Masalah piutang ini menjadi begitu penting dalam kaitannya dengan perusahaan manakala harus menentukan berapa jumlah piutang yang optimal. Di samping itu piutang harus dikelola dengan efektif yang menyangkut tentang laba atau tambahan laba yang diperoleh dengan perubahan kebijakan penjualan dengan beban yang timbul karena adanya piutang.
Piutang dapat diartikan sebagai suatu bentuk tagihan yang timbul dari aktivitas penjualan yang meliputi semua klaim dalam bentuk uang terhadap aktivitas lainnya, termasuk individu, perusahaan atau organisasi lainnya dan merupakan bagian penting dari total aktiva lancar perusahaan (Warren 2005:324).
(27)
Piutang merupakan suatu bentuk tagihan yang menuntut pembayaran dalam bentuk uang atau penyerahan aktiva yang berasal dari penjualan yang merupakan kegiatan usaha normal perusahaan dari setiap pelanggan yang telah dilakukan penagihan selama beberapa periode berjalan dengan tujuan berupa penambahan kas perusahaan (Soemarso 2002:338).
Menurut (Syamsudin 2002:255), “untuk mempertahankan langganan yang baru maka perusahaan pada umumnya melakukan penjualan secara kredit”. Credit term atau yang biasa disebut persyaratan-persyaratan kredit mungkin berbeda dari satu jenis usaha ke jenis usaha lainnya, tetapi untuk perusahaan yang bergerak dalam jenis usaha yang sama biasanya memberikan atau memperlakukan para langganan tertentu baik dalam rangka membantu langganan tersebut maupun untuk menariknya agar mau menjadi langganan tetap perusahaan.
Piutang merupakan suatu post penting dalam perusahaan karena dengan diadakannya kebijakan penjualan kredit kepada konsumen maka biasanya hal ini akan diikuti oleh volume penjualan yang semakin besar dibandingkan dengan kebijakan penjualan secara tunai. Persyaratan kredit dalam perusahaan tersebut bekecimpung, atau dengan kata lain persyaratan kredit tidak hanya mempengaruhi pola pengumpulan piutang.
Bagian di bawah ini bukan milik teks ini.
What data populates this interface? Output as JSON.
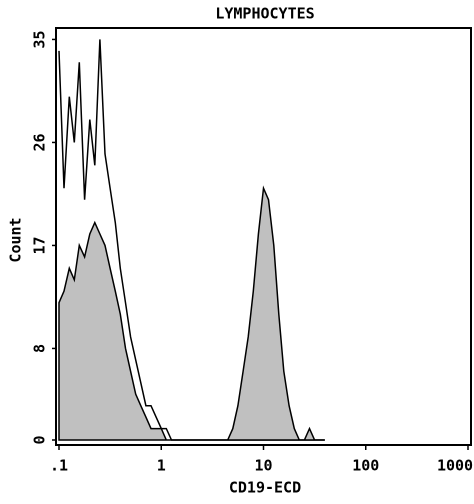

Kebijakan kredit disini dimaksudkan sebagai kredit yang digunakan oleh perusahaan dalam menentukan kepada siapa penjualan kredit tersebut akan diberikan sedangkan kebijakan pengumpulan piutang menunjuk kepada usaha-usaha yang dilakukan oleh perusahaan untuk dapat mengumpulkan piutang atas penjualan kredit yang diberikan dalam waktu yang lebih singkat. Penjualan kredit yang pada akhirnya akan menimbulkan hak pengalihan atau piutang kepada langganan, sangat erat hubungannya dengan persyaratan kredit yang diberikan. Sekalipun pengumpulan piutang sering tidak tepat pada waktu yang ditentukan, namun sebagian besar dari piutang tersebut terkumpul sering terkumpul dalam jangka waktu yang kurang dari setahun. Dengan alasan itulah maka piutang dimaksudkan sebagai salah satu komponen aktiva lancar perusahaan. Pos piutang dalam neraca biasanya merupakan bagian yang cukup besar dari aktiva lancar dan oleh karenanya perlu mendapat perhatian yang cukup serius agar piutang ini dapat di atur (manage) dengan terapan yang seefektif mungkin.
(28)
Pengertian piutang adalah “aktiva atau kekayaan perusahaan yang timbul sebagai akibat dari dilaksanakannya kebijakan penjualan kredit.” Kebijakan penjualan kredit ini merupakan kebijakan yang dilakukan dalam dunia bisnis untuk merangsang minat para pelanggan. Jadi, kebijakan ini diperbolehkan dilakukan untuk memperluas pasar dan memperbesar hasil penjualan. Tentu saja kebijakan kredit ini akan menimbulkan resiko bagi perusahaan akibat tidak dapat ditagihnya sebagian atau bahkan mungkin seluruh dari piutang tersebut. Oleh karena itu maka memperhitungkan biaya atas resiko tidak dapat ditagihnya piutang tersebut dalam bentuk bad debt expense.
Menurut (Riyanto 2001:5) ”penjualan kredit tidak segera mengshasilkan penerimaan kas, tetapi menimbulkan piutang langganan, dan barulah kemudian pada hari jatuh temponya terjadi aliran kas masuk (cash inflows) yang berasal dari pengumpulan piutang tersebut”. Dengan demikian maka piutang (receivables) merupakan elemen modal kerja yang juga selalu dalam keadaan berputar secara terus menerus dalam rantai perputaran kerja yaitu Kas inventory Piutang Kas.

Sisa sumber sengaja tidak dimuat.